After Tuesday night’s awesome set, Barbadians will definitely want him back, not only because of his music but because he stands for something – including politics. An unapologetic Obama campaigner, listen to him on If You’re Out There – originally performed at a Democratic convention where he called listeners to ”stand up and say it loud”.
“I can’t help it,” he said in regard to politics. “I read about politics, and when I have something to say and someone asks me, I’ll say it. I have opinions; everyone is entitled to their own and entitled to agree or disagree with me on the merits of what I say. When I think I have something to contribute to the discussion and I know what I’m talking about, then I say something.”
If there’s at least one another thing he feels passionate about, it is helping his fellow man. “My organization, the Show Me Campaign, does work in schools and it’s not just about music but about improving schools in general for our kids.
“We focus on low-income communities in America but we’ve also worked in Africa, building schools in Tanzania. The work we do in general is all about people who live in poverty and giving them the power to help themselves. We do that mainly through education,” he explained.
His humble, almost shy deameanour does not mean that he’s above the trappings of the lucrative music business, however.
“Certainly if you have had an experience of being a celebrity, of travelling the world, of making a lot more money than you thought you’d ever make in your life, all of those things have an impact on your life,” he stated.
“You hope they don’t change the core of who you are and your character, but they will certainly change your experience and the way you look at life, because the more information you get, your outlook should change,” added the Ohio-born native who was christened John Stephens and enjoys watching basketball and football in his downtime.
“I also love to travel, go to great restaurants, read a good book . . . I’d like to do film but it’s just a matter of finding the right projects, the right timing and making sure I’m ready to do it in the right way, which is hard since I have a day job,” he said.
Being busy is almost second nature to the man who, in a few years, has collaborated with Alicia Keys, Janet Jackson, Talib Kweli, Jay-Z, Britney Spears, Eve, Common, the Black Eyed Peas and his longtime pal Kanye West.
His four albums – Get Lifted, Once Again, Evolver and The Roots – also tell the tale of dedicated work, experimentation and virtuoso musicality.
“I’m busy because I love being busy. I love doing the work that I do. It’s work but it’s fun.

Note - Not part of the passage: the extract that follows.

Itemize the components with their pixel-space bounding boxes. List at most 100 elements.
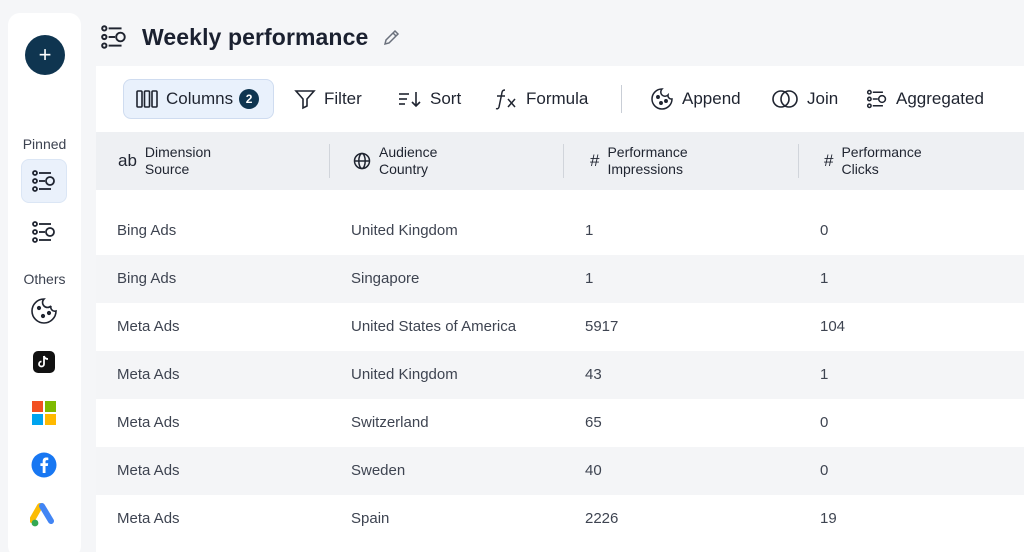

If I get to do something that’s fun every day and make a living doing it, I feel very blessed,” he told WE.
But how does such a young man capture the essence of old ballads and 1970s protest songs? I supose the man whose influences include Stevie Wonder, Aretha Franklin, Curtis Mayfield, Al Green, The O’Jays and gospel artistes like Edwin Hawkins and Shirley Caesar can’t put his finger on it, but he knows he has an old soul.